Non-coding driver discovery procedure

MutSig2CV-NC (Rheinbay, E. et al. Analyses of non-coding somatic drivers in 2,658 cancer whole genomes. Nature 578, 102-111 (2020)) (github.com/broadinstitute/getzlab-PCAWG-MutSig2CV_NC. git) was first used to identify candidate non-coding drivers in different genomic regions including enhancers, 3’ UTRs, 5’ UTRs, promoters and IncRNA genes. Then the stringent post-filtering steps described in detail in the Pan-cancer Analysis of Whole Genomes (PCAWG) Project’s non-coding drivers paper (Bailey, et al) was followed on the candidate targets (q < 0.5). In summary, the post-filters required: 1). at least three mutations are present in the candidate driver; 2). at least three patients have mutations in the candidate driver;

3). less than 50% of mutations are in palindromic DNA;

4). more than 50% of mutations are in mappable regions;

5). less than 35% of mutations have Activation-induced cytidine deaminase (AID)-related signatures attribution greater than 50%;

6). mutations pass manual review in IGV.

For candidate targets failing any of the above filters, their p-values were re-assigned to be 1. Finally, Benjamini -Hochberg multiple hypothesis correction was applied on the corrected p- values to get the post-filtered q-values. This provided 1 candidate (q < 0.1): WDR74 which was reported in the aforementioned PCAWG paper (Rheinbay, et al). Additionally, RNA-seq analysis of mutated versus unmutated samples did not reveal a notable effect on gene expression of mutations in an extended list of candidate genes. Thus, novel non-coding drivers were not reported.

Mutational signatures review

By applying SignatureAnalyzer (Kim, J. et al. Somatic ERCC2 mutations are associated with a distinct genomic signature in urothelial tumors. Nat. Genet. 48, 600-606 (2016)) to 177 WGS, 8 mutational signatures were observed acting in these samples. A careful review suggested that three signatures (S5, S7, S8) might correspond to possible sequencing artifacts, and thus were removed from the main signatures plot depicting the 5 biological mutational processes identified by SignatureAnalyzer. Specifically, the cosine similarity between S5 and SBS51 (per COSMIC v3.1) is 0.82, while the cosine similarity between S8 and SBS50 (per COSMIC v3.1) is 0.74. S7 only contains one striking peak at G(T>G)G motif and thus it is assumed to be a bleed-through artifact.

Other Embodiments

From the foregoing description, it will be apparent that variations and modifications may be made to the invention described herein to adapt it to various usages and conditions. Such embodiments are also within the scope of the following claims.
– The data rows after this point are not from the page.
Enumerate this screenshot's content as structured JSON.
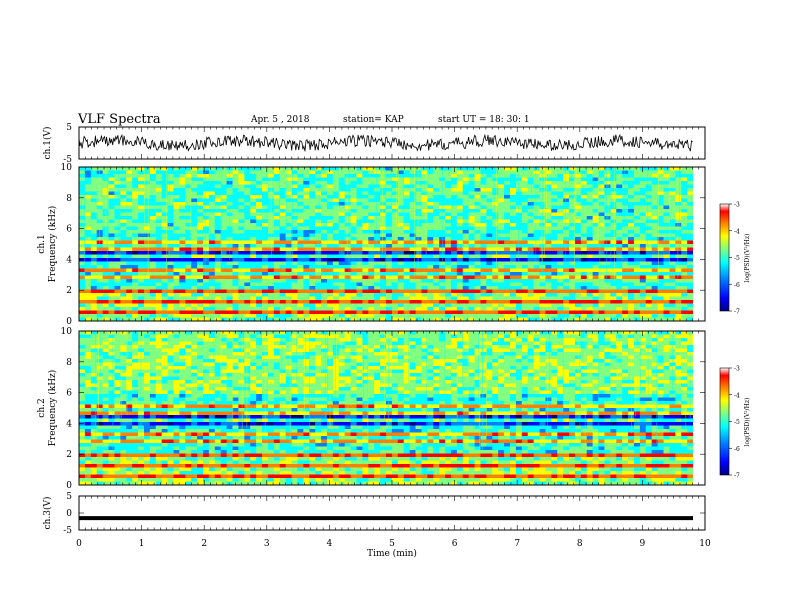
{
  "header": {
    "title": "VLF Spectra",
    "date": "Apr. 5 , 2018",
    "station": "station= KAP",
    "start_time": "start UT = 18: 30: 1"
  },
  "colors": {
    "spectrogram_scale": [
      "#00007f",
      "#0000ff",
      "#0080ff",
      "#00ffff",
      "#80ff80",
      "#ffff00",
      "#ff8000",
      "#ff0000",
      "#ffffff"
    ],
    "waveform": "#000000"
  },
  "chart_data": [
    {
      "type": "line",
      "panel": "ch1-waveform",
      "ylabel": "ch.1(V)",
      "ylim": [
        -5,
        5
      ],
      "yticks": [
        "5",
        "-5"
      ],
      "x_range": [
        0,
        9.8
      ],
      "description_values": {
        "mean_level": 0,
        "amplitude_approx": 1.2
      }
    },
    {
      "type": "heatmap",
      "panel": "ch1-spectrogram",
      "ylabel": "ch.1\nFrequency (kHz)",
      "ylim": [
        0,
        10
      ],
      "yticks": [
        "0",
        "2",
        "4",
        "6",
        "8",
        "10"
      ],
      "colorbar": {
        "label": "log(PSD)(V²/Hz)",
        "ticks": [
          "-3",
          "-4",
          "-5",
          "-6",
          "-7"
        ],
        "range": [
          -7,
          -3
        ]
      }
    },
    {
      "type": "heatmap",
      "panel": "ch2-spectrogram",
      "ylabel": "ch.2\nFrequency (kHz)",
      "ylim": [
        0,
        10
      ],
      "yticks": [
        "0",
        "2",
        "4",
        "6",
        "8",
        "10"
      ],
      "colorbar": {
        "label": "log(PSD)(V²/Hz)",
        "ticks": [
          "-3",
          "-4",
          "-5",
          "-6",
          "-7"
        ],
        "range": [
          -7,
          -3
        ]
      }
    },
    {
      "type": "line",
      "panel": "ch3-waveform",
      "ylabel": "ch.3(V)",
      "ylim": [
        -5,
        5
      ],
      "yticks": [
        "5",
        "0",
        "-5"
      ],
      "values_constant": -1.5
    }
  ],
  "x_axis": {
    "label": "Time (min)",
    "ticks": [
      "0",
      "1",
      "2",
      "3",
      "4",
      "5",
      "6",
      "7",
      "8",
      "9",
      "10"
    ],
    "range": [
      0,
      10
    ]
  }
}
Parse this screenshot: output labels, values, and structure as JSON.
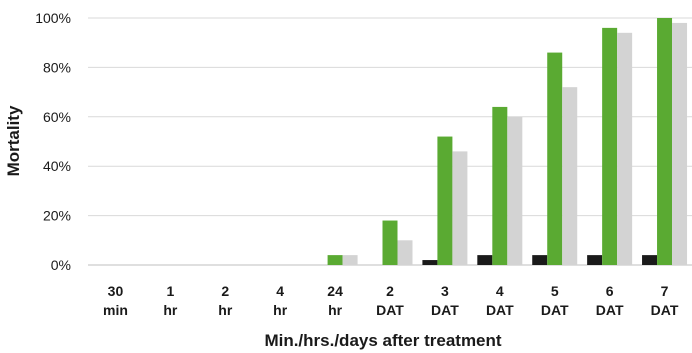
{
  "chart_data": {
    "type": "bar",
    "title": "",
    "ylabel": "Mortality",
    "xlabel": "Min./hrs./days after treatment",
    "ylim": [
      0,
      100
    ],
    "yticks": [
      "0%",
      "20%",
      "40%",
      "60%",
      "80%",
      "100%"
    ],
    "categories": [
      [
        "30",
        "min"
      ],
      [
        "1",
        "hr"
      ],
      [
        "2",
        "hr"
      ],
      [
        "4",
        "hr"
      ],
      [
        "24",
        "hr"
      ],
      [
        "2",
        "DAT"
      ],
      [
        "3",
        "DAT"
      ],
      [
        "4",
        "DAT"
      ],
      [
        "5",
        "DAT"
      ],
      [
        "6",
        "DAT"
      ],
      [
        "7",
        "DAT"
      ]
    ],
    "series": [
      {
        "color": "#1a1a1a",
        "values": [
          0,
          0,
          0,
          0,
          0,
          0,
          2,
          4,
          4,
          4,
          4
        ]
      },
      {
        "color": "#5aaa32",
        "values": [
          0,
          0,
          0,
          0,
          4,
          18,
          52,
          64,
          86,
          96,
          100
        ]
      },
      {
        "color": "#d3d3d3",
        "values": [
          0,
          0,
          0,
          0,
          4,
          10,
          46,
          60,
          72,
          94,
          98
        ]
      }
    ],
    "grid": true,
    "legend": "none"
  }
}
The recitation of a listing of elements in any definition of a variable herein includes definitions of that variable as any single element or combination (or subcombination) of listed elements. The recitation of an embodiment herein includes that embodiment as any single embodiment or in combination with any other embodiments or portions thereof. All patents and publications mentioned in this specification are herein incorporated by reference to the same extent as if each independent patent and publication was specifically and individually indicated to be incorporated by reference. The disclosure may be related to PCT/US2021/045144, filed Aug. 9, 2021, the disclosure of which is incorporated herein by reference in its entirety for all purposes.